After the Saudi causeway was opened in 1986, many Saudis came to the country because of its more relaxed attitude to sex and alcohol. The Saudi visitors who wanted to "party", greatly increased the demand for prostitution.

Prostitutes of different nationalities have come to the country at different times. Following the collapse of communism, Russian prostitutes came to the country, and 1996 saw the arrival of Bosnians. Russian women were available in some of the expensive hotel restaurants frequented by Saudis, and outside two and three-star hotels and other restaurants frequented by other tourists.

==Sex trafficking==

Bahrain is a destination country for women subjected to sex trafficking, primarily from Bangladesh, India, Pakistan, Philippines, Nepal, Egypt, Jordan, Yemen, Thailand, Syria, and Kenya.

In 2015, the government convicted 17 sex traffickers and imposed 10-year prison terms plus fines and deportation. At the close of the reporting period, five trafficking cases, and four from the previous year, remained ongoing. Officials reported three government employees were allegedly complicit in potential trafficking crimes. Two of these cases remained under investigation and one was in the trial phase at the conclusion of the reporting period. The media reported the arrest of two police officers—one former and one current—for their role in the sex trafficking of foreign women; however, it was unclear if the government and media were reporting the same two cases.

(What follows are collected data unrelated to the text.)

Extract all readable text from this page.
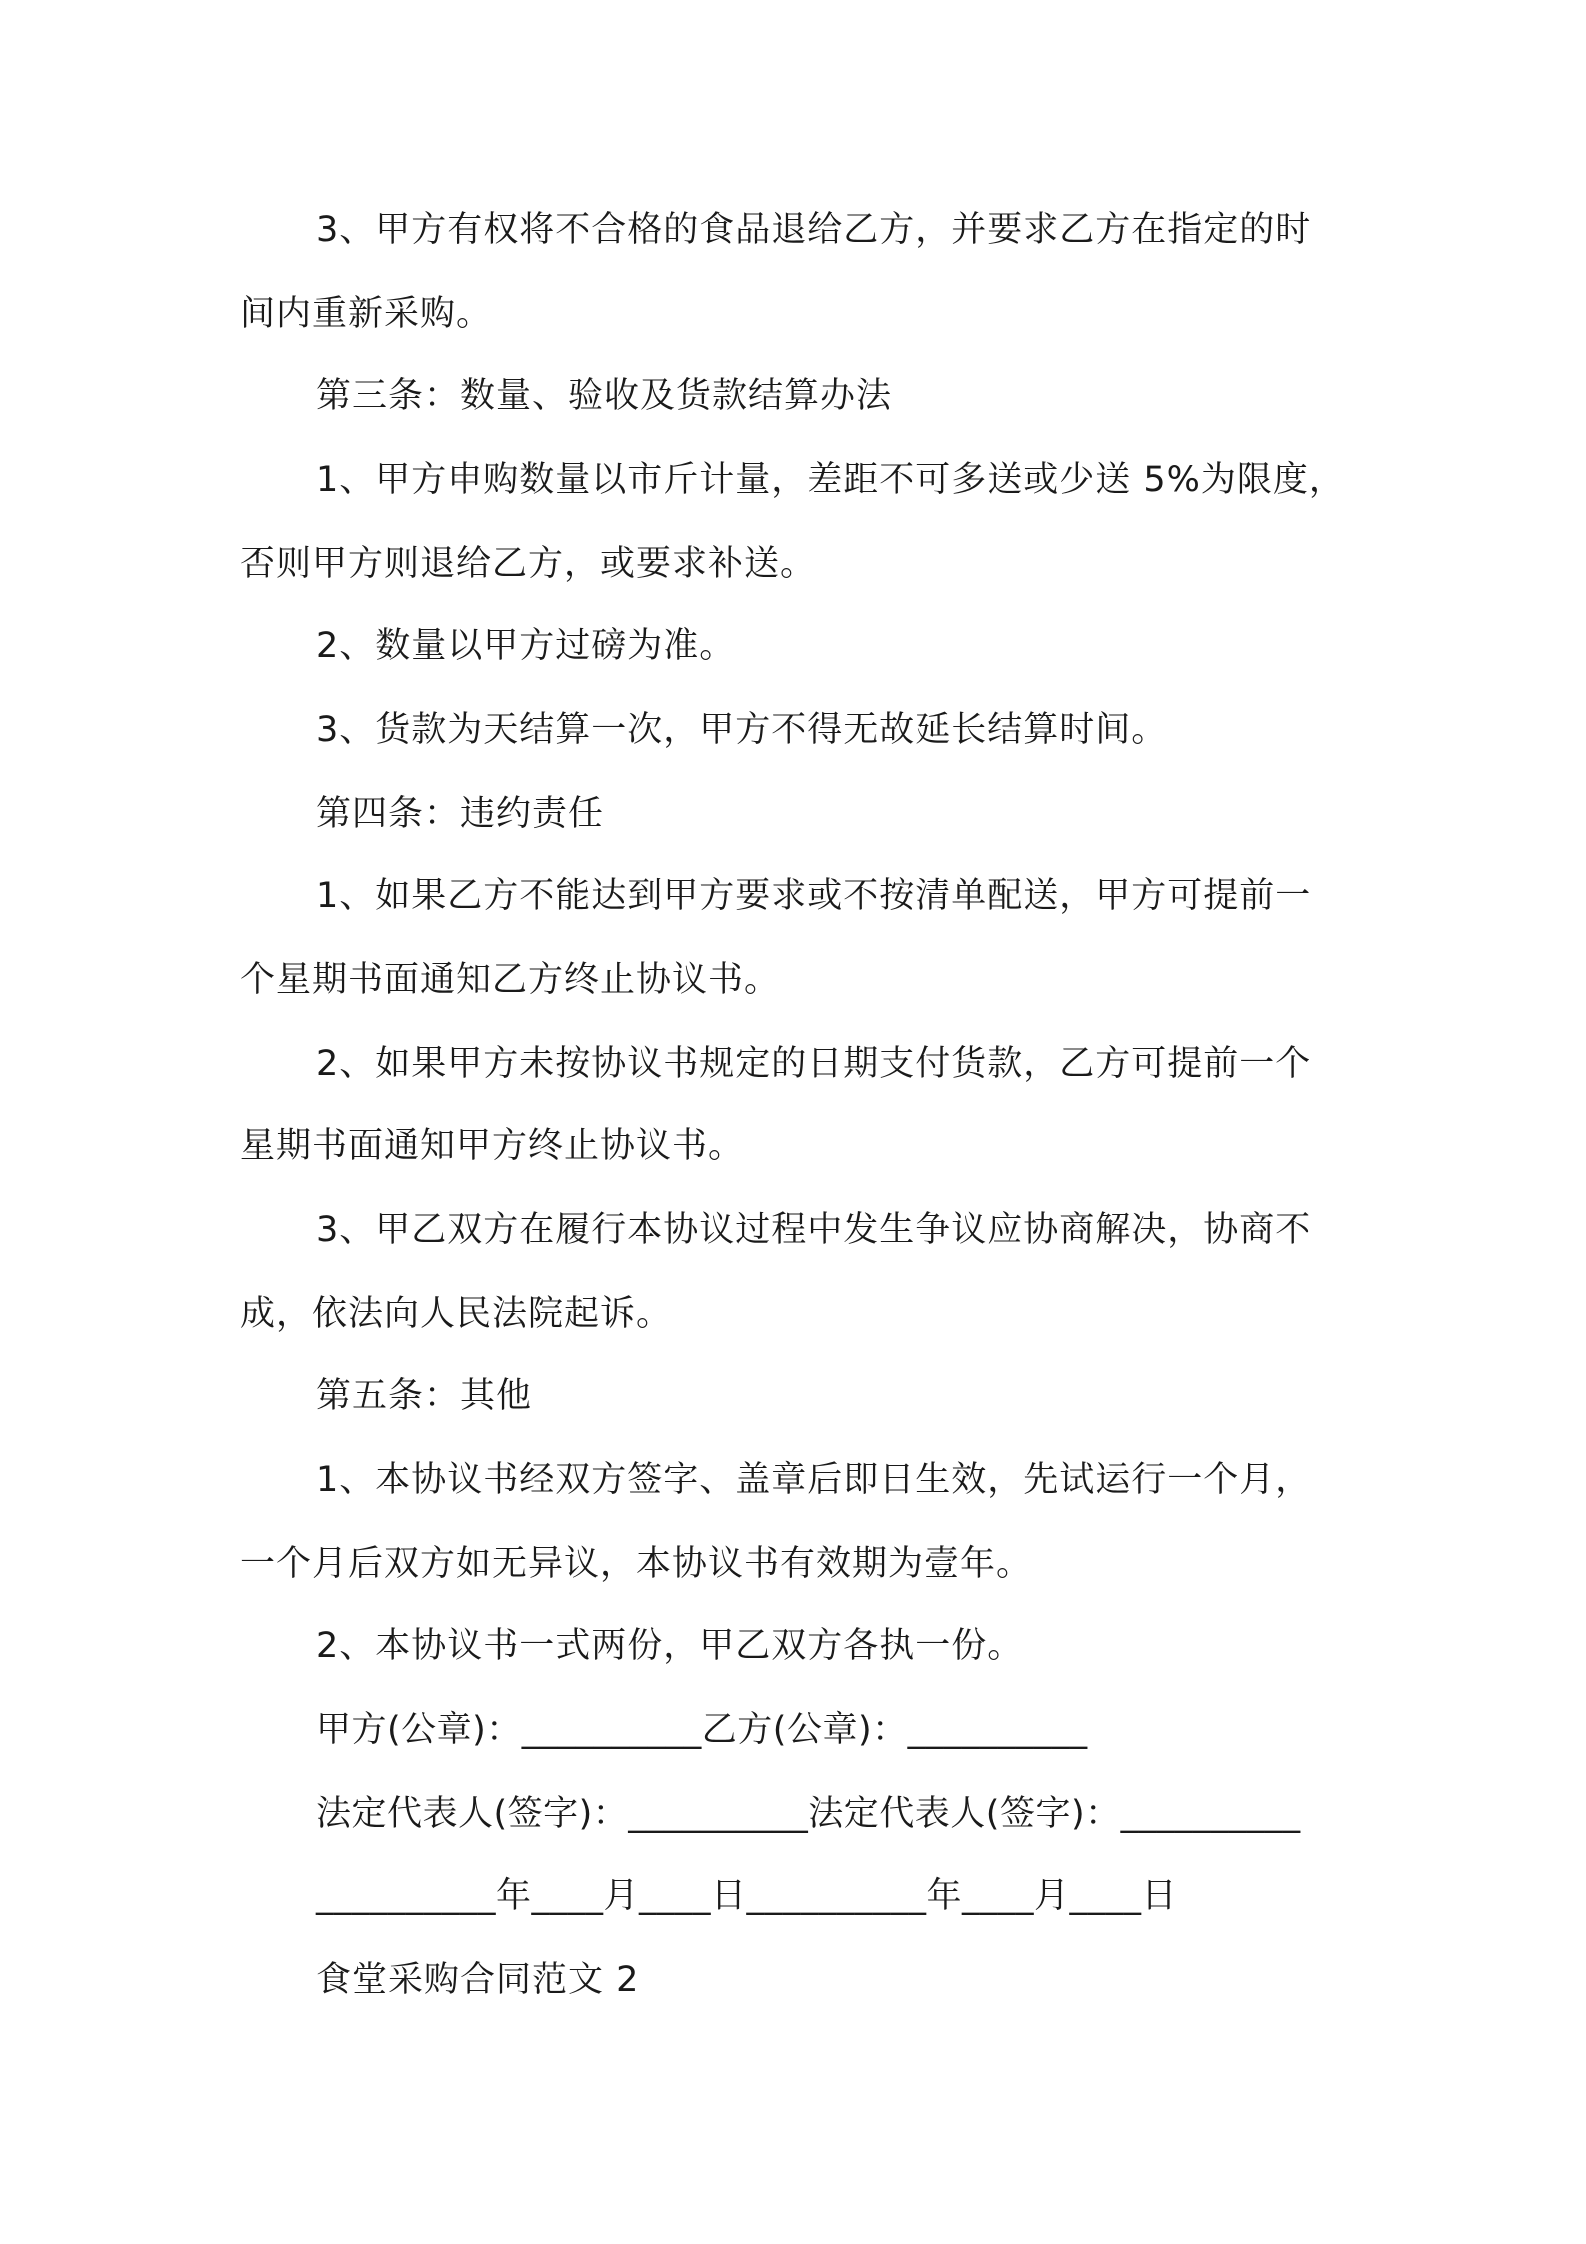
3、甲方有权将不合格的食品退给乙方，并要求乙方在指定的时
间内重新采购。
第三条：数量、验收及货款结算办法
1、甲方申购数量以市斤计量，差距不可多送或少送 5%为限度，
否则甲方则退给乙方，或要求补送。
2、数量以甲方过磅为准。
3、货款为天结算一次，甲方不得无故延长结算时间。
第四条：违约责任
1、如果乙方不能达到甲方要求或不按清单配送，甲方可提前一
个星期书面通知乙方终止协议书。
2、如果甲方未按协议书规定的日期支付货款，乙方可提前一个
星期书面通知甲方终止协议书。
3、甲乙双方在履行本协议过程中发生争议应协商解决，协商不
成，依法向人民法院起诉。
第五条：其他
1、本协议书经双方签字、盖章后即日生效，先试运行一个月，
一个月后双方如无异议，本协议书有效期为壹年。
2、本协议书一式两份，甲乙双方各执一份。
甲方(公章)：__________乙方(公章)：__________
法定代表人(签字)：__________法定代表人(签字)：__________
__________年____月____日__________年____月____日
食堂采购合同范文 2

Two Russian women were deported from Bahrain to Russia in 2016 for their involvement in a sex trafficking ring. They lured women from the Urals to Bahrain between 2011 and 2016 with promises of work. Once there they were forced into prostitution. One of the women was given a six-year jail term for trafficking 23 women to Bahrain for prostitution, by the Russian courts in June 2017.

The United States Department of State Office to Monitor and Combat Trafficking in Persons ranks Bahrain as a 'Tier 1' country.